Assembly will shift its centre of gravity from the New Town to George Square for the first time.
It will stage comedy, theatre, music and cabaret in three spaces in George Square Gardens, as well as George Square Theatre and spaces in and under David Hume Tower.
As well as many University spaces being used for the first time, scores of well established venues are back: Appleton Tower will become Fringe Central; Underbelly will return to Bristo Square, Reid Hall and its surroundings; Pleasance will once more inhabit The Pleasance and Potterrow students union.
In total the University will host 43 different theatre and performance spaces.
Last year 942,317 tickets were sold for performances in University buildings over the summer festival period.
As well as hosting a record number of events, the University has also inspired at least one show.
A major scientific study conducted by the University, supported by Age UK is behind the Spare Tyre theatre group's play Still Life.
Co-produced with the Wellcome Trust and staged at the Pleasance, it will examine stories behind the Lothian Birth Cohort 1936 study which examines the secrets of successful ageing.
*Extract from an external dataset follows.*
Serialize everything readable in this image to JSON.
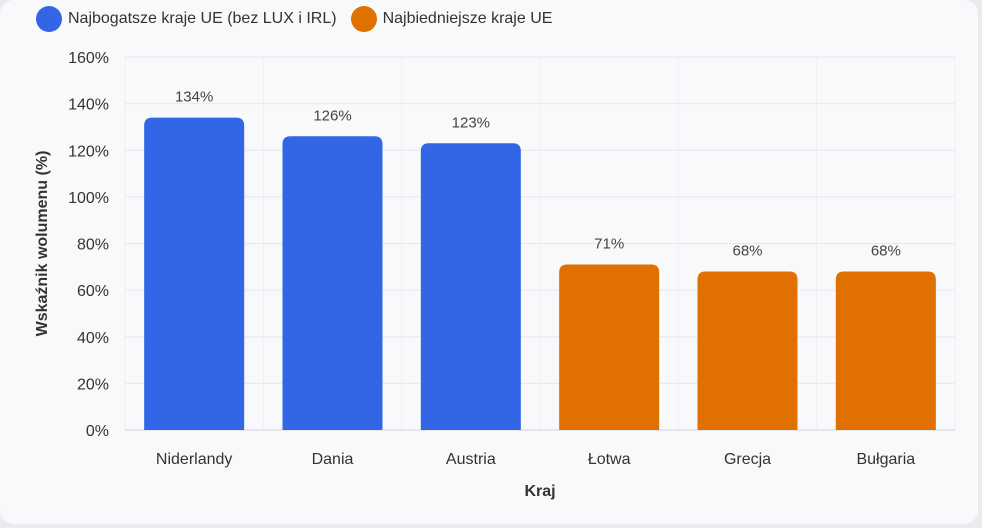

The production marks the 75th anniversary of the Wellcome Trust and is part of a series of science and arts events across the summer.
Festival goers can also collect their tickets at a new venue on the University campus.
The University Visitor Centre on Charles Street has extended its opening hours for the duration of the festival from 9.30am - 8pm (Monday - Saturday) and Noon - 8pm (Sundays) from 3 - 29 August.
The Edinburgh Festival Fringe runs August 5 - 29.